Le cinéma fantastique à partir de ces années 80 va lointainement s'enfoncer dans ce spectacle à destination d'enfants, ou d'adolescents, fait par des adultes incapables de créer autrement qu'en prenant pour unique référence leur propre enfance ou adolescence. La nostalgie, voire la régression, est donc déjà un mode d'expression artistique en 1982. Pour ma part, je ne condamne, ni ne surestime, tout dépendra des auteurs derrière les caméras – nous pourrons en reparler ainsi à propose de Kathryn Bigelow – toutefois, lorsque ce mouvement sera investi par les executives industriels d'Hollywood, on pourra regretter que même l'indiscipline et l'insoumission finissent par être absorbées par la machine à dominer. Toute l'histoire de la génération de nos parents... Qu'on n'arrive plus à appeler des vieux cons...
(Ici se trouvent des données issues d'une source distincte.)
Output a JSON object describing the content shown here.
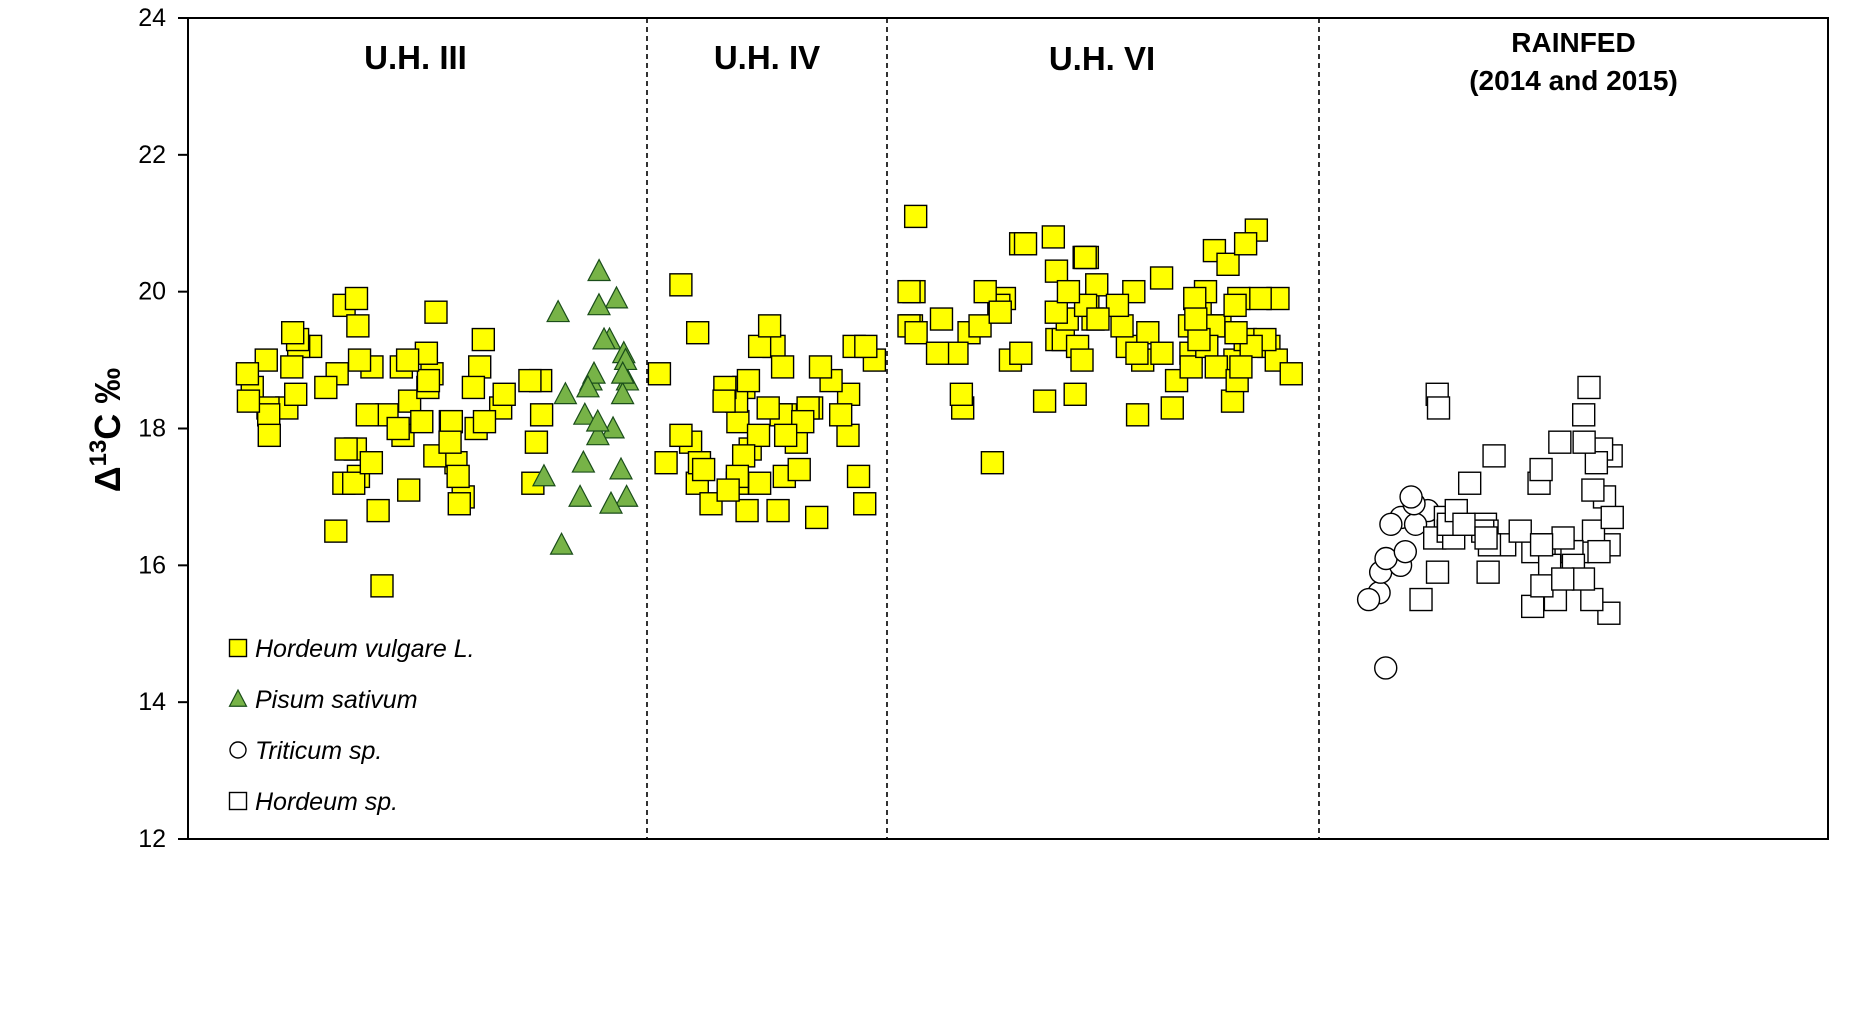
{
  "chart_data": {
    "type": "scatter",
    "title": "",
    "ylabel_prefix": "Δ",
    "ylabel_sup": "13",
    "ylabel_suffix": "C ‰",
    "ylim": [
      12,
      24
    ],
    "yticks": [
      12,
      14,
      16,
      18,
      20,
      22,
      24
    ],
    "grid": false,
    "legend_position": "bottom-left",
    "groups": [
      {
        "label_lines": [
          "U.H. III"
        ]
      },
      {
        "label_lines": [
          "U.H. IV"
        ]
      },
      {
        "label_lines": [
          "U.H. VI"
        ]
      },
      {
        "label_lines": [
          "RAINFED",
          "(2014 and 2015)"
        ]
      }
    ],
    "legend": [
      {
        "label": "Hordeum vulgare L.",
        "marker": "square",
        "fill": "#ffff00",
        "stroke": "#000000"
      },
      {
        "label": "Pisum sativum",
        "marker": "triangle",
        "fill": "#77b347",
        "stroke": "#1a4d1a"
      },
      {
        "label": "Triticum sp.",
        "marker": "circle",
        "fill": "#ffffff",
        "stroke": "#000000"
      },
      {
        "label": "Hordeum sp.",
        "marker": "square",
        "fill": "#ffffff",
        "stroke": "#000000"
      }
    ],
    "series": [
      {
        "name": "Hordeum vulgare L.",
        "group": 0,
        "values": [
          18.8,
          18.7,
          17.9,
          18.1,
          18.3,
          17.2,
          17.3,
          19.3,
          19.2,
          18.6,
          18.9,
          18.4,
          18.2,
          17.5,
          19.8,
          18.6,
          18.5,
          18.0,
          17.8,
          18.9,
          18.7,
          17.7,
          17.6,
          17.2,
          18.2,
          19.0,
          18.8,
          18.1,
          16.5,
          16.8,
          18.7,
          18.3,
          17.8,
          18.0,
          17.2,
          19.9,
          19.2,
          18.5,
          17.5,
          18.3,
          17.0,
          16.9,
          19.3,
          19.0,
          18.8,
          18.6,
          18.2,
          19.5,
          18.9,
          19.1,
          15.7,
          18.2,
          17.7,
          17.9,
          18.9,
          18.6,
          18.1,
          18.4,
          17.1,
          19.7,
          19.4,
          19.0,
          17.3,
          18.1
        ]
      },
      {
        "name": "Pisum sativum",
        "group": 0,
        "values": [
          20.3,
          19.3,
          19.1,
          18.5,
          18.2,
          19.9,
          19.7,
          19.8,
          18.7,
          18.8,
          18.6,
          17.0,
          16.3,
          17.3,
          17.5,
          18.0,
          19.3,
          18.7,
          18.5,
          17.0,
          17.9,
          19.0,
          18.1,
          17.4,
          16.9,
          18.8
        ]
      },
      {
        "name": "Hordeum vulgare L.",
        "group": 1,
        "values": [
          18.3,
          18.2,
          18.1,
          17.9,
          17.8,
          18.6,
          18.8,
          19.2,
          17.3,
          17.2,
          16.8,
          16.8,
          19.0,
          18.4,
          17.8,
          17.5,
          17.3,
          17.2,
          19.2,
          19.2,
          18.3,
          18.2,
          18.1,
          18.5,
          17.5,
          18.7,
          17.9,
          18.3,
          17.7,
          17.4,
          16.9,
          16.9,
          18.9,
          18.7,
          17.9,
          17.6,
          17.2,
          17.4,
          16.7,
          19.5,
          18.2,
          18.6,
          18.9,
          17.3,
          19.4,
          20.1,
          17.9,
          17.1,
          19.2,
          18.4
        ]
      },
      {
        "name": "Hordeum vulgare L.",
        "group": 2,
        "values": [
          19.5,
          19.3,
          20.6,
          19.8,
          19.5,
          19.2,
          20.4,
          19.3,
          19.0,
          19.5,
          19.2,
          19.0,
          19.8,
          18.7,
          19.5,
          19.9,
          19.2,
          19.0,
          19.3,
          20.1,
          19.1,
          19.4,
          18.3,
          18.4,
          20.0,
          20.2,
          19.5,
          19.3,
          18.8,
          19.6,
          19.9,
          20.7,
          19.5,
          19.8,
          19.5,
          19.9,
          20.5,
          20.3,
          19.2,
          18.9,
          20.9,
          19.0,
          19.4,
          18.4,
          19.2,
          20.0,
          19.4,
          19.1,
          19.9,
          19.1,
          18.5,
          20.0,
          21.1,
          19.5,
          19.6,
          19.6,
          20.5,
          20.7,
          20.5,
          19.7,
          19.0,
          19.1,
          18.2,
          20.0,
          19.8,
          19.1,
          19.8,
          20.7,
          18.9,
          18.3,
          18.7,
          19.8,
          19.5,
          19.7,
          20.0,
          19.3,
          19.1,
          20.8,
          18.5,
          18.9,
          19.9,
          19.6,
          19.4,
          20.0,
          17.5,
          19.6
        ]
      },
      {
        "name": "Triticum sp.",
        "group": 3,
        "values": [
          16.8,
          15.6,
          15.9,
          15.5,
          16.0,
          16.7,
          16.6,
          16.1,
          16.9,
          16.6,
          17.0,
          14.5,
          16.2
        ]
      },
      {
        "name": "Hordeum sp.",
        "group": 3,
        "values": [
          16.2,
          16.3,
          17.2,
          16.3,
          15.9,
          15.3,
          16.3,
          16.7,
          17.0,
          16.5,
          16.2,
          15.7,
          17.2,
          16.6,
          16.4,
          16.0,
          16.5,
          15.5,
          16.2,
          16.5,
          16.0,
          16.5,
          15.5,
          16.4,
          15.9,
          16.3,
          17.6,
          17.8,
          18.5,
          18.2,
          17.7,
          17.6,
          17.1,
          18.6,
          18.3,
          17.5,
          17.4,
          17.8,
          16.4,
          16.6,
          16.7,
          16.8,
          15.4,
          16.5,
          16.2,
          15.8,
          16.3,
          16.6,
          15.7,
          16.4,
          15.8,
          15.5
        ]
      }
    ]
  }
}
                                      

3 commentaires:

  1. Chouette ! Pas du tout d'accord avec cette analyse. Pour moi "Creepshow" se déguste comme une friandise ludique, pile-poil comme les Comics que je lisais à l'époque. Je me repasse ce film régulièrement. J'adore sa légèreté assumée et son détachement. Je trouve les acteurs épatants dans le cabotinage (King est génial ! Ed Harris, Bonnie Bedelia, Leslie Nielsen...) Bref, culte pour moi. Et quelle musique géniale !
    Il manque la séquence du monstre sous l'escalier, non ?

    RépondreSupprimer
  2. Chopé Matthias ! ça t'apprendra à sauter les chapitres quand le film te broute...
    Maintenant j'ai pas vu Creepshow depuis... 15 ans je pense. J'avais trouvé ça rigolo, à l'époque. Je pense que Matth juge ça surtout en regard de Zombie et Night of the living dead. Je comprends qu'on puisse voir ça comme une certaine décadence du cinéma d'horreur. Mais je ne crois pas que ça empêche, par ailleurs d'y prendre un certain plaisir coupable. Il te répondras lui-même je pense, s'il sort vivant de sa chronique du jour, sur... Sur... Suspense !

    RépondreSupprimer
  3. Hello. Si, si, je l'ai vu ce sketch de la boite, mais vraiment, je ne voyais pas quoi en dire qui aurait eu un peu d'intérêt...
    Bien entendu que ce film est une sucrerie, c'est même cela que je lui reproche. Après une friandise, ça se déguste toujours agréablement... Mais Zombie alors, c'était un banquet aux saveurs complexes et irrésistibles ! Et certes voir Romero se contenter d'une friandise, ça me laisse un peu coi.
    Quant à la légèreté assumée du film, je continue de penser que c'est ça qui a tué un certain cinéma de genre, devenu par ce détour un cinéma acceptable parce que réassigné à sa place : une plaisanterie sans conséquence. Quant aux comics de notre enfance, je pense - mais le spécialiste du comics, c'est le Chef de gare - qu'ils étaient déjà débarrassés du potentiel subversif qui existait lorsque EC provoquait le sénat américain. D'une certaine façon, Creepshow est bien estampillé CCA, lorsqu'il prétend justement rendre hommage à un éditeur qui n'a jamais accepté cette réduction.
    Mais ça se laisse regarder avec une certaine nostalgie, je ne dirais pas le contraire.